Thursday, May 25, 2006

 

Vonage IPO - priced just right

Vonage (Symbol VG) had its debut on the markets yesterday and promptly lost nearly 15% of its value.

I'll let market analysts and other folks (like Mark Evans) sort out the implications for the access independent VoIP market, what it means for internet stocks, the root of Vonage's problems and all else that is ailing in the world.

It just seems to me that when a company has its stock jump from $10 to $50 on opening day, that the company got ripped off and the brokers' friends stole made money that should rightfully have been in the company treasury. If the stock pops, I think it means the underwriters undervalued the company.

The fact that Vonage stock went down means that the company maximized its return. That should stimulate some debate - our lines are open and your comments are welcome.

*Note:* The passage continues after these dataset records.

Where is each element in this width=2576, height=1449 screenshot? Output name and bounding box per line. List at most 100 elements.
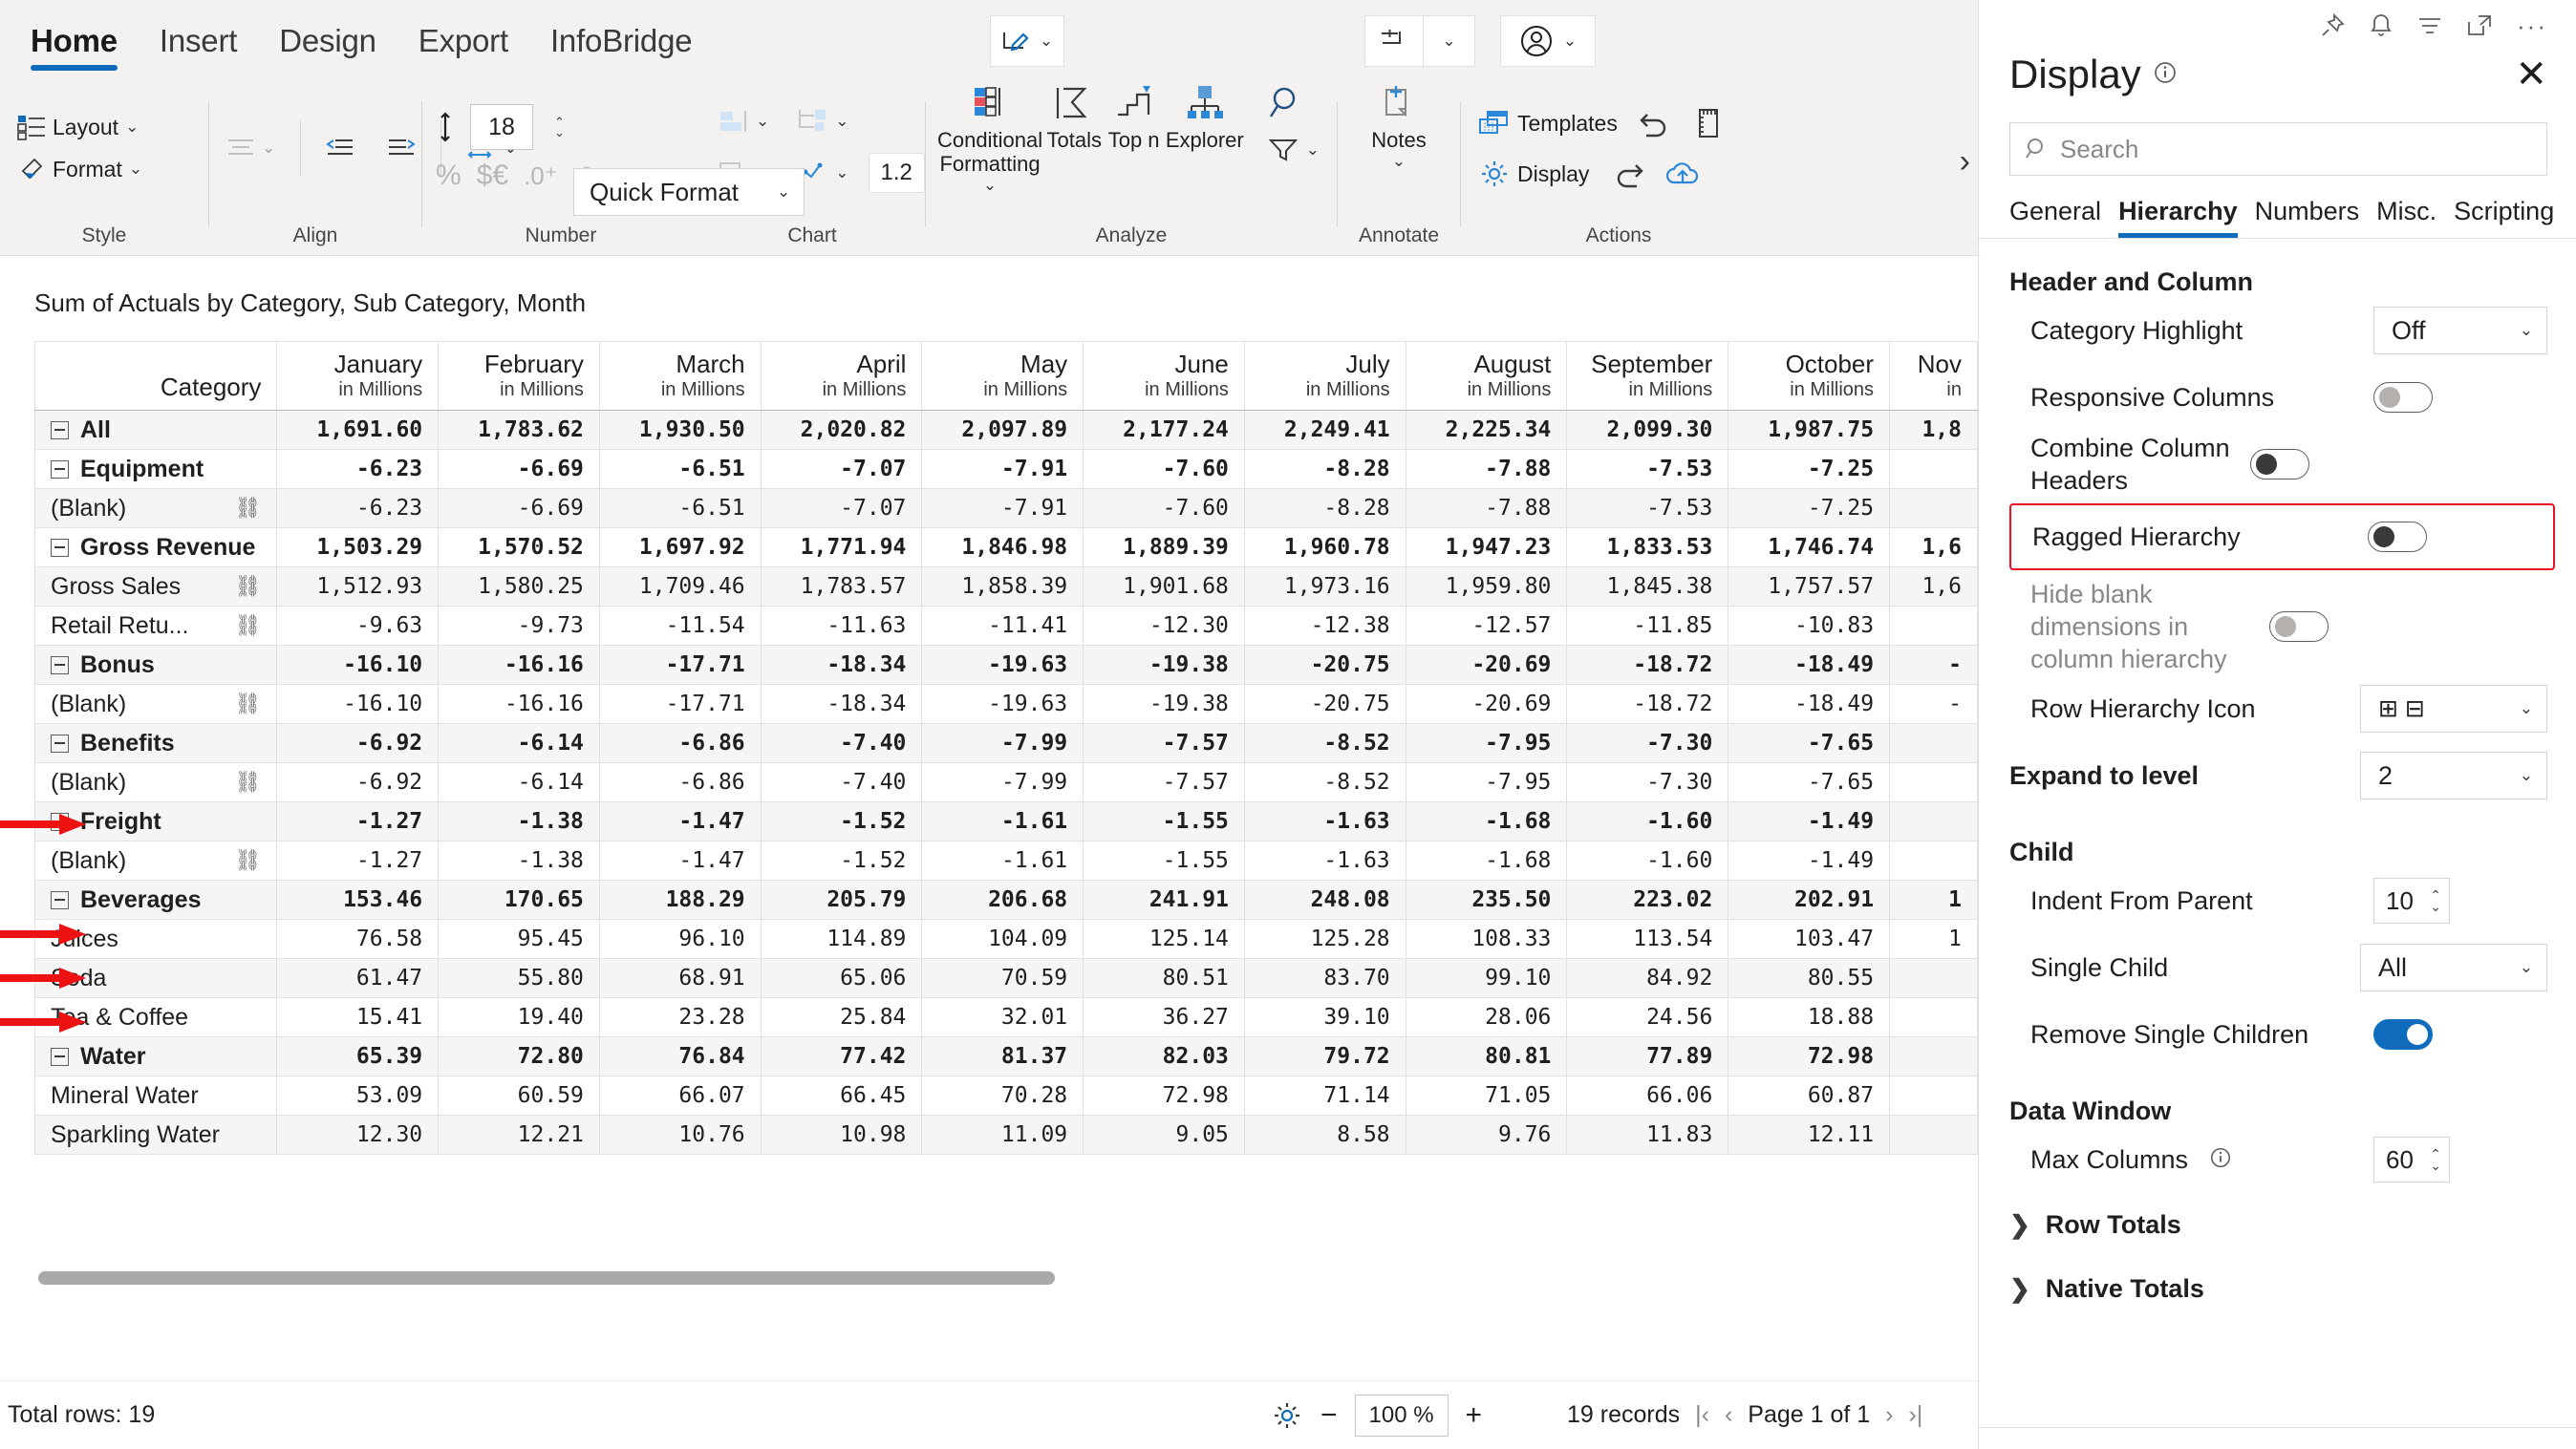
- collapse-minus-icon[interactable]: [51, 890, 69, 909]
- stepper-arrows-icon[interactable]: ⌃ ⌄: [2430, 1147, 2441, 1172]
- ribbon-tab-insert[interactable]: Insert: [160, 23, 238, 73]
- value-cell[interactable]: -11.54: [598, 606, 762, 646]
- value-cell[interactable]: -6.14: [438, 723, 600, 763]
- value-cell[interactable]: -16.16: [438, 645, 600, 685]
- hierarchy-chart-button[interactable]: ⌄: [788, 103, 856, 139]
- value-cell[interactable]: 223.02: [1566, 880, 1729, 920]
- templates-button[interactable]: Templates: [1470, 105, 1625, 141]
- value-cell[interactable]: -: [1889, 645, 1978, 685]
- value-cell[interactable]: -17.71: [598, 684, 762, 724]
- value-cell[interactable]: 70.28: [921, 1076, 1084, 1116]
- value-cell[interactable]: -16.10: [276, 645, 440, 685]
- combine-column-headers-toggle[interactable]: [2250, 449, 2309, 479]
- stepper-arrows-icon[interactable]: ⌃ ⌄: [2430, 888, 2441, 913]
- row-header-cell[interactable]: Soda: [33, 958, 278, 998]
- ragged-hierarchy-toggle[interactable]: [2368, 522, 2427, 552]
- value-cell[interactable]: [1889, 606, 1978, 646]
- value-cell[interactable]: -7.07: [760, 488, 923, 528]
- top-n-button[interactable]: Top n: [1106, 80, 1161, 152]
- collapse-minus-icon[interactable]: [51, 655, 69, 674]
- value-cell[interactable]: 241.91: [1083, 880, 1245, 920]
- zoom-level-display[interactable]: 100 %: [1354, 1394, 1449, 1437]
- value-cell[interactable]: -6.23: [276, 488, 440, 528]
- table-row[interactable]: Freight -1.27 -1.38 -1.47 -1.52 -1.61 -1.55 -1.…: [33, 801, 1978, 842]
- value-cell[interactable]: 61.47: [276, 958, 440, 998]
- value-cell[interactable]: -20.75: [1243, 684, 1406, 724]
- value-cell[interactable]: 84.92: [1566, 958, 1729, 998]
- value-cell[interactable]: 32.01: [921, 997, 1084, 1037]
- collapse-minus-icon[interactable]: [51, 459, 69, 479]
- table-row[interactable]: Bonus -16.10 -16.16 -17.71 -18.34 -19.63 -19.3…: [33, 645, 1978, 685]
- value-cell[interactable]: 1,833.53: [1566, 527, 1729, 567]
- hide-blank-dimensions-toggle[interactable]: [2269, 611, 2329, 642]
- value-cell[interactable]: 108.33: [1405, 919, 1568, 959]
- table-row[interactable]: (Blank) ⛓ -16.10 -16.16 -17.71 -18.34 -19.63 -1…: [33, 684, 1978, 724]
- value-cell[interactable]: 60.87: [1728, 1076, 1891, 1116]
- link-chain-icon[interactable]: ⛓: [234, 613, 261, 638]
- table-row[interactable]: Soda 61.47 55.80 68.91 65.06 70.59 80.51 83.70 9…: [33, 958, 1978, 998]
- row-header-cell[interactable]: Gross Revenue: [33, 527, 278, 567]
- more-options-icon[interactable]: ···: [2517, 11, 2547, 41]
- value-cell[interactable]: -8.52: [1243, 762, 1406, 802]
- last-page-icon[interactable]: ›|: [1909, 1401, 1923, 1429]
- row-header-cell[interactable]: Gross Sales ⛓: [33, 566, 278, 607]
- ruler-button[interactable]: [1686, 103, 1732, 143]
- panel-tab-misc[interactable]: Misc.: [2376, 197, 2436, 238]
- table-row[interactable]: Equipment -6.23 -6.69 -6.51 -7.07 -7.91 -7.60-…: [33, 449, 1978, 489]
- value-cell[interactable]: 9.76: [1405, 1115, 1568, 1155]
- collapse-minus-icon[interactable]: [51, 1047, 69, 1066]
- publish-button[interactable]: [1658, 155, 1707, 193]
- column-header-month[interactable]: October in Millions: [1728, 341, 1891, 411]
- value-cell[interactable]: -1.61: [921, 801, 1084, 842]
- edit-mode-button[interactable]: ⌄: [990, 15, 1064, 67]
- value-cell[interactable]: 53.09: [276, 1076, 440, 1116]
- row-header-cell[interactable]: Water: [33, 1036, 278, 1076]
- value-cell[interactable]: -1.68: [1405, 801, 1568, 842]
- next-page-icon[interactable]: ›: [1885, 1401, 1893, 1429]
- value-cell[interactable]: [1889, 449, 1978, 489]
- column-header-month[interactable]: February in Millions: [438, 341, 600, 411]
- filter-button[interactable]: ⌄: [1261, 132, 1327, 168]
- value-cell[interactable]: -18.34: [760, 645, 923, 685]
- value-cell[interactable]: 1,959.80: [1405, 566, 1568, 607]
- totals-button[interactable]: Totals: [1046, 80, 1102, 152]
- row-hierarchy-icon-select[interactable]: ⊞ ⊟ ⌄: [2360, 685, 2547, 733]
- info-icon[interactable]: [2209, 1146, 2373, 1174]
- value-cell[interactable]: 83.70: [1243, 958, 1406, 998]
- value-cell[interactable]: 1,846.98: [921, 527, 1084, 567]
- value-cell[interactable]: 1,8: [1889, 410, 1978, 450]
- table-row[interactable]: Benefits -6.92 -6.14 -6.86 -7.40 -7.99 -7.57 -8…: [33, 723, 1978, 763]
- value-cell[interactable]: 66.07: [598, 1076, 762, 1116]
- ribbon-tab-export[interactable]: Export: [419, 23, 508, 73]
- value-cell[interactable]: 60.59: [438, 1076, 600, 1116]
- value-cell[interactable]: -7.95: [1405, 762, 1568, 802]
- notes-button[interactable]: Notes ⌄: [1355, 80, 1443, 171]
- expand-to-level-select[interactable]: 2 ⌄: [2360, 752, 2547, 799]
- value-cell[interactable]: 206.68: [921, 880, 1084, 920]
- value-cell[interactable]: -: [1889, 684, 1978, 724]
- column-header-month[interactable]: September in Millions: [1566, 341, 1729, 411]
- row-header-cell[interactable]: (Blank) ⛓: [33, 684, 278, 724]
- panel-tab-general[interactable]: General: [2009, 197, 2101, 238]
- responsive-columns-toggle[interactable]: [2373, 382, 2433, 413]
- section-native-totals[interactable]: ❯ Native Totals: [1979, 1257, 2576, 1321]
- value-cell[interactable]: [1889, 997, 1978, 1037]
- format-button[interactable]: Format ⌄: [10, 151, 150, 187]
- section-row-totals[interactable]: ❯ Row Totals: [1979, 1193, 2576, 1257]
- indent-from-parent-stepper[interactable]: 10 ⌃ ⌄: [2373, 878, 2450, 924]
- link-chain-icon[interactable]: ⛓: [234, 848, 261, 873]
- row-header-cell[interactable]: Tea & Coffee: [33, 997, 278, 1037]
- value-cell[interactable]: 70.59: [921, 958, 1084, 998]
- row-header-cell[interactable]: Beverages: [33, 880, 278, 920]
- value-cell[interactable]: 66.45: [760, 1076, 923, 1116]
- value-cell[interactable]: 205.79: [760, 880, 923, 920]
- value-cell[interactable]: 248.08: [1243, 880, 1406, 920]
- value-cell[interactable]: 235.50: [1405, 880, 1568, 920]
- value-cell[interactable]: 113.54: [1566, 919, 1729, 959]
- value-cell[interactable]: 1,901.68: [1083, 566, 1245, 607]
- table-row[interactable]: (Blank) ⛓ -6.23 -6.69 -6.51 -7.07 -7.91 -7.60 -8…: [33, 488, 1978, 528]
- column-header-month[interactable]: April in Millions: [760, 341, 923, 411]
- value-cell[interactable]: [1889, 958, 1978, 998]
- value-cell[interactable]: 1,858.39: [921, 566, 1084, 607]
- value-cell[interactable]: [1889, 801, 1978, 842]
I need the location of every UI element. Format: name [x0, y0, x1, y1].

We'll be hearing Vonage founder Jeff Citron delivering the opening keynote at The Canadian Telecom Summit on June 12.

Comments:
The fact that the company sold all the shares means that buyers were willing to pay the $17 price. No one held a gun to the buyers' heads.

My position is that the company has a duty to maximize the yield to the company - not to the people looking for a quick flip. Everyone recognizes the company needs cash for its current burn. If the IPO was priced at $13, the company would have $100M less in the bank.